- Native to: Sonora, Sinaloa, and parts in Durango, Mexico
- Ethnicity: 100,000 Mayo (1983)
- Native speakers: 39,000 (2020 census)
- Language family: Uto-Aztecan CahitanMayo; ;

Official status
- Official language in: Mexico

Language codes
- ISO 639-3: mfy
- Glottolog: mayo1264
- ELP: Mayo
- Mayo is classified as Critically Endangered by the UNESCO Atlas of the World's Languages in Danger.

= Mayo language =

Uto-Aztecan language of the Americas

Mayo, known natively as Yorem Noki, is an Uto-Aztecan language. It is spoken by about 40,000 of the Mayo (Yoreme) people, who live in the southern portion of the Mexican state of Sonora and in the north of the neighboring state of Sinaloa. Under the General Law on the Linguistic Rights of Indigenous Peoples, it is recognized as a "national language" along with 63 other indigenous languages and Spanish which all have the same validity in Mexico. The language is considered 'critically endangered' by UNESCO.

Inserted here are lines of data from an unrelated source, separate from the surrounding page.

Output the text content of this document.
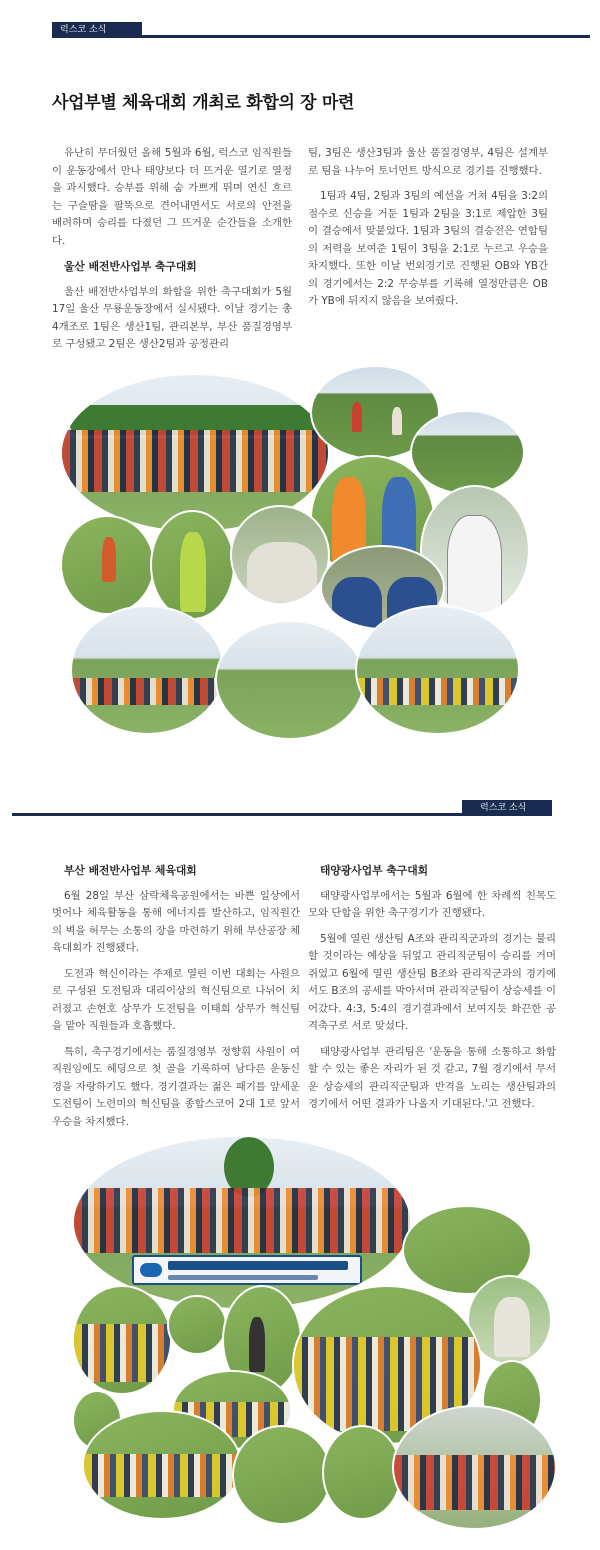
럭스코 소식
사업부별 체육대회 개최로 화합의 장 마련

유난히 무더웠던 올해 5월과 6월, 럭스코 임직원들이 운동장에서 만나 태양보다 더 뜨거운 열기로 열정을 과시했다. 승부를 위해 숨 가쁘게 뛰며 연신 흐르는 구슬땀을 팔뚝으로 견어내면서도 서로의 안전을 배려하며 승리를 다졌던 그 뜨거운 순간들을 소개한다.

울산 배전반사업부 축구대회

울산 배전반사업부의 화합을 위한 축구대회가 5월 17일 울산 무룡운동장에서 실시됐다. 이날 경기는 총 4개조로 1팀은 생산1팀, 관리본부, 부산 품질경영부로 구성됐고 2팀은 생산2팀과 공정관리

팀, 3팀은 생산3팀과 울산 품질경영부, 4팀은 설계부로 팀을 나누어 토너먼트 방식으로 경기를 진행했다.

1팀과 4팀, 2팀과 3팀의 예선을 거쳐 4팀을 3:2의 점수로 신승을 거둔 1팀과 2팀을 3:1로 제압한 3팀이 결승에서 맞붙었다. 1팀과 3팀의 결승전은 연합팀의 저력을 보여준 1팀이 3팀을 2:1로 누르고 우승을 차지했다. 또한 이날 번외경기로 진행된 OB와 YB간의 경기에서는 2:2 무승부를 기록해 열정만큼은 OB가 YB에 뒤지지 않음을 보여줬다.

럭스코 소식
부산 배전반사업부 체육대회

6월 28일 부산 삼락체육공원에서는 바쁜 일상에서 벗어나 체육활동을 통해 에너지를 발산하고, 임직원간의 벽을 허무는 소통의 장을 마련하기 위해 부산공장 체육대회가 진행됐다.

도전과 혁신이라는 주제로 열린 이번 대회는 사원으로 구성된 도전팀과 대리이상의 혁신팀으로 나뉘어 치러졌고 손현호 상무가 도전팀을 이태희 상무가 혁신팀을 맡아 직원들과 호흡했다.

특히, 축구경기에서는 품질경영부 정향휘 사원이 여직원임에도 헤딩으로 첫 골을 기록하여 남다른 운동신경을 자랑하기도 했다. 경기결과는 젊은 패기를 앞세운 도전팀이 노련미의 혁신팀을 종합스코어 2대 1로 앞서 우승을 차지했다.

태양광사업부 축구대회

태양광사업부에서는 5월과 6월에 한 차례씩 친목도모와 단합을 위한 축구경기가 진행됐다.

5월에 열린 생산팀 A조와 관리직군과의 경기는 불리할 것이라는 예상을 뒤엎고 관리직군팀이 승리를 거머쥐었고 6월에 열린 생산팀 B조와 관리직군과의 경기에서도 B조의 공세를 막아서며 관리직군팀이 상승세를 이어갔다. 4:3, 5:4의 경기결과에서 보여지듯 화끈한 공격축구로 서로 맞섰다.

태양광사업부 관리팀은 '운동을 통해 소통하고 화합할 수 있는 좋은 자리가 된 것 같고, 7월 경기에서 무서운 상승세의 관리직군팀과 반격을 노리는 생산팀과의 경기에서 어떤 결과가 나올지 기대된다.'고 전했다.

The Mayo language is partially intelligible with the Yaqui language, and the division between the two languages is more political, from the historic division between the Yaqui and the Mayo peoples, than linguistic.

Programming in both Mayo and Yaqui is carried by the INPI's radio station XEETCH-AM, broadcasting from Etchojoa, Sonora.

== Phonology ==

=== Consonants ===

|  | Bilabial | Dental | Alveolar | Palatal | Velar | Glottal |
|---|---|---|---|---|---|---|
| Nasal | m | n |  |  |  |  |
| Plosive | p, bʷ | t |  | t͡ʃ | k | ʔ |
| Fricative | β |  | s |  |  | h |
| Trill |  |  | r |  |  |  |
| Lateral |  |  | l |  |  |  |
| Semivowel | w |  |  | j |  |  |

=== Vowels ===

|  | Front | Back |
|---|---|---|
| Close | i iː | u uː |
| Mid | e eː | o oː |
| Open | a aː |  |

== Alphabet ==
The mayo alphabet contains the following letters

a, b, c, ch, e, gu, hu, i, j, l, m, n, o, p, qu, r, s, t, u, y, '

==Morphology==
Mayo is an agglutinative language, where words use suffix complexes for a variety of purposes with several morphemes strung together.